At Suzuka on Saturday evening, the Renault camp knew they’d blown it. With only the season-ending Brazilian grand prix to go after Japan, fifth on the grid was nothing short of the death knell for Fernando Alonso’s title bid.

Hoping for championship rival Michael Schumacher not to convert a two-point advantage at the season’s final hurdle, particularly when he had been 25 points behind just three months ago, would be like expecting Tiger Woods not to sink a winning putt having recovered from five over par. Or expecting Ayrton Senna to refrain from ramming title rival Alain Prost off the circuit at turn one of the 1990 finale. In other words, forget it.

“A mistake at this stage would be very expensive for either team,” Ferrari’s technical director Ross Brawn warned after qualifying, where his Bridgestone-shod drivers, including Schumacher, totally dominated. Presumably, he forgot to knock on wood.

Spaniard Alonso, admitting defeat before the five lights extinguished and written off by the in-paddock newspaper Red Bulletin, depressingly told reporters after qualifying: “If Michael wins (the race), the championship is over. There’s not much we can do about Ferrari”.

Indeed, before lap 37 of Sunday’s 53-lap Japanese grand prix, every card was turning up red. Friday’s rain at Suzuka would have spelled disaster for Bridgestone’s shonky wet tyres, but only a few spots returned for qualifying. The horrible-looking clouds of Sunday morning parted like the Red Sea as Schumacher pulled on his fireproof undergarments in the Circuit Hotel.
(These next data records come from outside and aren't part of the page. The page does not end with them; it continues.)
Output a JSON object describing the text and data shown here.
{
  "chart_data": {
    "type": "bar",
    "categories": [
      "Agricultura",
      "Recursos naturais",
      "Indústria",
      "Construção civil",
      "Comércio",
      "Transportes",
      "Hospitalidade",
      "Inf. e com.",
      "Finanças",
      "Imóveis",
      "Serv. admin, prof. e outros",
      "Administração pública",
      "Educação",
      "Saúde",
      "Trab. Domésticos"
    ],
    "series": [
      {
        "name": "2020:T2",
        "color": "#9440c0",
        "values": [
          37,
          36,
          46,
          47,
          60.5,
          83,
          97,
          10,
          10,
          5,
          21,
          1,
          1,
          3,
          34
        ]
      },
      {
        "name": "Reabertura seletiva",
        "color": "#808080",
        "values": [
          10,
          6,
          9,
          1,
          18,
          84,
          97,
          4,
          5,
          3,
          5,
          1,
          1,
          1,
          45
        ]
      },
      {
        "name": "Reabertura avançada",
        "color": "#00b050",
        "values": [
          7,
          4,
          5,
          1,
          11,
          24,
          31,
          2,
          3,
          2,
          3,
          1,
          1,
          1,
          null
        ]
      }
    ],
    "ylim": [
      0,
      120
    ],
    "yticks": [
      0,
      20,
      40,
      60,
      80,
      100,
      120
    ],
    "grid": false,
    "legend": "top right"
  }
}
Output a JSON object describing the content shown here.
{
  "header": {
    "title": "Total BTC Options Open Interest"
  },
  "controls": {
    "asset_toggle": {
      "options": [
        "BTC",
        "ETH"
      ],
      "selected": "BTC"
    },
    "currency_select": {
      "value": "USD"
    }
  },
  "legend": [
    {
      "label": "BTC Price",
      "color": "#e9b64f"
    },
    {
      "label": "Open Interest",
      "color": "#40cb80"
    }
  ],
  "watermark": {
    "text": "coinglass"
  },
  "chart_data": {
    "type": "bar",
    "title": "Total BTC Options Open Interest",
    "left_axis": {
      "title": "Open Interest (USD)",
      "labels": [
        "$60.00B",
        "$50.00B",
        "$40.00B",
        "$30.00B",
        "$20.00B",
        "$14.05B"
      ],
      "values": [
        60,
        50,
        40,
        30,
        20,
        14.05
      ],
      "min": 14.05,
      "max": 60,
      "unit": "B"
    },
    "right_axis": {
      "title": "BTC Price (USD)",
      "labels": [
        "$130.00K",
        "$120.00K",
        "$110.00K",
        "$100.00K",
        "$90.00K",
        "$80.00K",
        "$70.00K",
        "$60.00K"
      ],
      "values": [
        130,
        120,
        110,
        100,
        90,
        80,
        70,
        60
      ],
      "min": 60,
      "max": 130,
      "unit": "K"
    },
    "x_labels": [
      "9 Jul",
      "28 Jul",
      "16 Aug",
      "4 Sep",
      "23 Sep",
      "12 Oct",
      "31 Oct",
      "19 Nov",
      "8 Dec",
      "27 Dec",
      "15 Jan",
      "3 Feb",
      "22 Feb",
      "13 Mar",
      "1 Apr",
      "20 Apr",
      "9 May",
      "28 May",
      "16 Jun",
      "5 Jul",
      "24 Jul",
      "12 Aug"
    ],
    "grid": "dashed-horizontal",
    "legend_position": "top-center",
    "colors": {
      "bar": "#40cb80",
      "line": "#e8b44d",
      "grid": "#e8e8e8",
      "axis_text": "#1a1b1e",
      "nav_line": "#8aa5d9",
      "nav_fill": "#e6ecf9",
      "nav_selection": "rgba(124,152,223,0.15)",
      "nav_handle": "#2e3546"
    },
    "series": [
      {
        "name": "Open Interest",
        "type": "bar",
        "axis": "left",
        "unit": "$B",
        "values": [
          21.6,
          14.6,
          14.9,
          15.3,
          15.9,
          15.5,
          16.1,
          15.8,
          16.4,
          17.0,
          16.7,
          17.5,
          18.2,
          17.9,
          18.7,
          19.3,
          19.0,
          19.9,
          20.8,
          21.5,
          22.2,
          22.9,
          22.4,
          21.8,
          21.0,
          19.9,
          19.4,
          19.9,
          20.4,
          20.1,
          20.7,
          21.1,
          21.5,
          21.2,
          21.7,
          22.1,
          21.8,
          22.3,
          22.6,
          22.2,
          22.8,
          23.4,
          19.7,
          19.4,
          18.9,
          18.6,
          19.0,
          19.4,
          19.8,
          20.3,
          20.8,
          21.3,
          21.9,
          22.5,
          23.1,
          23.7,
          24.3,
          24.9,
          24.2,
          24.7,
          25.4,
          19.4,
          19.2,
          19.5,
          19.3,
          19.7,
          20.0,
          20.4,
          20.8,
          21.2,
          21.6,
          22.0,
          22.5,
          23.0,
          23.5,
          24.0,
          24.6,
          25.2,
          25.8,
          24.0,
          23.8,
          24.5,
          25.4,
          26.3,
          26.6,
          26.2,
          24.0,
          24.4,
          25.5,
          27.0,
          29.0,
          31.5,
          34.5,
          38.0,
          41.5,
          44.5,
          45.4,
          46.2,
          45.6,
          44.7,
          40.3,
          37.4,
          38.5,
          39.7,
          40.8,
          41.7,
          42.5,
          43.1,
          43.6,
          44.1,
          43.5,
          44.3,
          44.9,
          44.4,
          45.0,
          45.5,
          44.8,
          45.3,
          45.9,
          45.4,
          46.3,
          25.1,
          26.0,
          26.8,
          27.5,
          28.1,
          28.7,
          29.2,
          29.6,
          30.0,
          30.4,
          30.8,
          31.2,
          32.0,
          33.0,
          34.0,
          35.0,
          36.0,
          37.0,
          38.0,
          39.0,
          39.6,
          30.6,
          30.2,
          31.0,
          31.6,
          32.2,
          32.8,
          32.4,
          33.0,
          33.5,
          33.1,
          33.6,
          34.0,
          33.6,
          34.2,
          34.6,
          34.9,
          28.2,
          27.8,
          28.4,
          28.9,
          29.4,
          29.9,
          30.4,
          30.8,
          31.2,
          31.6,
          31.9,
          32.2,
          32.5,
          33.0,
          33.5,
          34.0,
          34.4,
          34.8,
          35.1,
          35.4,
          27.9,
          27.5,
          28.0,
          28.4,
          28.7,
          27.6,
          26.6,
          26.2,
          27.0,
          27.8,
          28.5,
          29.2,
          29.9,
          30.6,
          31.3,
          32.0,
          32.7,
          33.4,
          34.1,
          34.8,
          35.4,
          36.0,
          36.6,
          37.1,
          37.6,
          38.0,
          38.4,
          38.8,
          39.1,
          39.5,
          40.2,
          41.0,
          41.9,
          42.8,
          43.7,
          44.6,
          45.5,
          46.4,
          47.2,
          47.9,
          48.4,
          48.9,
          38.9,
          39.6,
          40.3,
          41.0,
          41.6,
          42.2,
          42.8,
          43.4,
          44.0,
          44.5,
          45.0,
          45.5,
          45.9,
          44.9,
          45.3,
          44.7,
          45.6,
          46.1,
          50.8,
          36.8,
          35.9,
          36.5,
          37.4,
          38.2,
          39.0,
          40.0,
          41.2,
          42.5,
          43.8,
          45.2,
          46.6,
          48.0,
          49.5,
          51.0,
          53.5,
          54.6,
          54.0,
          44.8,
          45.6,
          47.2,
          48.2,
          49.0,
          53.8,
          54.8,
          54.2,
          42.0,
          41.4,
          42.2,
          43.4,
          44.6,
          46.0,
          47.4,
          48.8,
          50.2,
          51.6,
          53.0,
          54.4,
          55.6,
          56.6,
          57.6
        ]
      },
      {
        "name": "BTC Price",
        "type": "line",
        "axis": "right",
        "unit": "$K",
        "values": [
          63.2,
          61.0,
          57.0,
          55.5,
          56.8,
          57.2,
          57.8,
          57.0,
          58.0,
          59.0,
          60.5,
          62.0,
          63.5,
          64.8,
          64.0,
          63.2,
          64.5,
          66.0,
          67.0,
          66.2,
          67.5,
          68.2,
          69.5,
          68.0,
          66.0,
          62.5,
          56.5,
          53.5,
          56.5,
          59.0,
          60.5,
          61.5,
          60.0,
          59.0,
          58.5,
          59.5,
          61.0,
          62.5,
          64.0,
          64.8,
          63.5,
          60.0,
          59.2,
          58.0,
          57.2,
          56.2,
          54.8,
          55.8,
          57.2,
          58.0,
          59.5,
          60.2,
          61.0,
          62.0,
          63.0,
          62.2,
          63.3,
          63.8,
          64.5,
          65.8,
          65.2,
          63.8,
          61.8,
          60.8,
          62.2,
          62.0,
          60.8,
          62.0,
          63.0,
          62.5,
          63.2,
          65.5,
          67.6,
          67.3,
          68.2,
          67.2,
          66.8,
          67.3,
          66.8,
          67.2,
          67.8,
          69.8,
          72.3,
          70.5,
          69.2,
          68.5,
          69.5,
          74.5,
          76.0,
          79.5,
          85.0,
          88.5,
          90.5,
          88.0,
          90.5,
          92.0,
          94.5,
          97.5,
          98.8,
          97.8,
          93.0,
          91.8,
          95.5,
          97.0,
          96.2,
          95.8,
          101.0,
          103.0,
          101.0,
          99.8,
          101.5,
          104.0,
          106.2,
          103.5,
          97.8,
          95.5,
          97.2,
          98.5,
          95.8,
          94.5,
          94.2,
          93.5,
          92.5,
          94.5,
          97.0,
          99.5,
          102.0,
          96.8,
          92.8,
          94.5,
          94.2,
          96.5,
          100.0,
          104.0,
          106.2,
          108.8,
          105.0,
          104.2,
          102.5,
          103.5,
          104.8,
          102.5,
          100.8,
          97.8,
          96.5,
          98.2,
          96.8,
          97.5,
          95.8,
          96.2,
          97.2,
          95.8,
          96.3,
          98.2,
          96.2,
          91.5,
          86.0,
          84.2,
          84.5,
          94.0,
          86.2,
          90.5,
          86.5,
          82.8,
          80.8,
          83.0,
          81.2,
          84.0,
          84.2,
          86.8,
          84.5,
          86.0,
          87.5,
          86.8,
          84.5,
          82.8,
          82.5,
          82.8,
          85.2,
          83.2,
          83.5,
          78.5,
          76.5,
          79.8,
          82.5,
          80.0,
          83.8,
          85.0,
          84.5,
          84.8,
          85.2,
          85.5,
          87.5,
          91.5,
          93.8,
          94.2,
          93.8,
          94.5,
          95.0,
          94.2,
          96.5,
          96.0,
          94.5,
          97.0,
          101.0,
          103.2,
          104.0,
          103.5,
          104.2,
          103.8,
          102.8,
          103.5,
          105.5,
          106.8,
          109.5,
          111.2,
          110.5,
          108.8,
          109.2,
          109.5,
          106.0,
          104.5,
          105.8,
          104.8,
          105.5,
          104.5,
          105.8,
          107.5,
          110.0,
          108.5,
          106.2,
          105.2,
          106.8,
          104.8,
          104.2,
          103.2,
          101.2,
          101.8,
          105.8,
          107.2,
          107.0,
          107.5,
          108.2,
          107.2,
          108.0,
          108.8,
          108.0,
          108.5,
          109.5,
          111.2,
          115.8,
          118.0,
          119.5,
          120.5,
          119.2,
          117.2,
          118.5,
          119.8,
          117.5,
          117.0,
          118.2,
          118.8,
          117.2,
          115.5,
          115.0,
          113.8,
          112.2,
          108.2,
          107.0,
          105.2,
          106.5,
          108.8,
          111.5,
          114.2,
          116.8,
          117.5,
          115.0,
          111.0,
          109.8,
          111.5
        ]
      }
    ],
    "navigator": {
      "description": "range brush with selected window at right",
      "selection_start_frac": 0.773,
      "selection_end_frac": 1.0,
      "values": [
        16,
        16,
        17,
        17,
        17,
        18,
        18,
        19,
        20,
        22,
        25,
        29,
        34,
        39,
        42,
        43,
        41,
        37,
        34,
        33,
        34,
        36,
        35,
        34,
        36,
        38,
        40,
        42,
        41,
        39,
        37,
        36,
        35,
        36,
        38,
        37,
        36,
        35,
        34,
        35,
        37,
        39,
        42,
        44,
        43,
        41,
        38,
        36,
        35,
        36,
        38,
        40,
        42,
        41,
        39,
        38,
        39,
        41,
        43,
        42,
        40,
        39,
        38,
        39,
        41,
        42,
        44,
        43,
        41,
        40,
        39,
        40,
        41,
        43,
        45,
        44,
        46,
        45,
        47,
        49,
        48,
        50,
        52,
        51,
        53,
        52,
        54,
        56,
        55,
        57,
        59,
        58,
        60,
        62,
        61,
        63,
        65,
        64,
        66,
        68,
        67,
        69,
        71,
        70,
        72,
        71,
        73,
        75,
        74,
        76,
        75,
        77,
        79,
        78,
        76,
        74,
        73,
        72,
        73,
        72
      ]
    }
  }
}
The Red Sea parted again when Schumacher loomed large behind teammate and pole sitter Felipe Massa on lap two. On lap 37 of 53, his final pit stop now successfully executed and enjoying a comfortable lead, the German would have been smiling at the perfume of certain championship triumph when, uh oh, his mirrors filled with white smoke. And, just in case you don’t believe in the spitefulness of fate, the last time Schumacher had an engine failure was six years – or 111 races – ago.

Get out your calculator, and Schumacher’s still in it. The retiring 37-year-old, though, is not interested. After hugging all 90 travelling members of the Ferrari team, he said on Sunday: ”The championship is over. I am not going to go to Brazil hoping someone retires – that’s not the way I want to win.”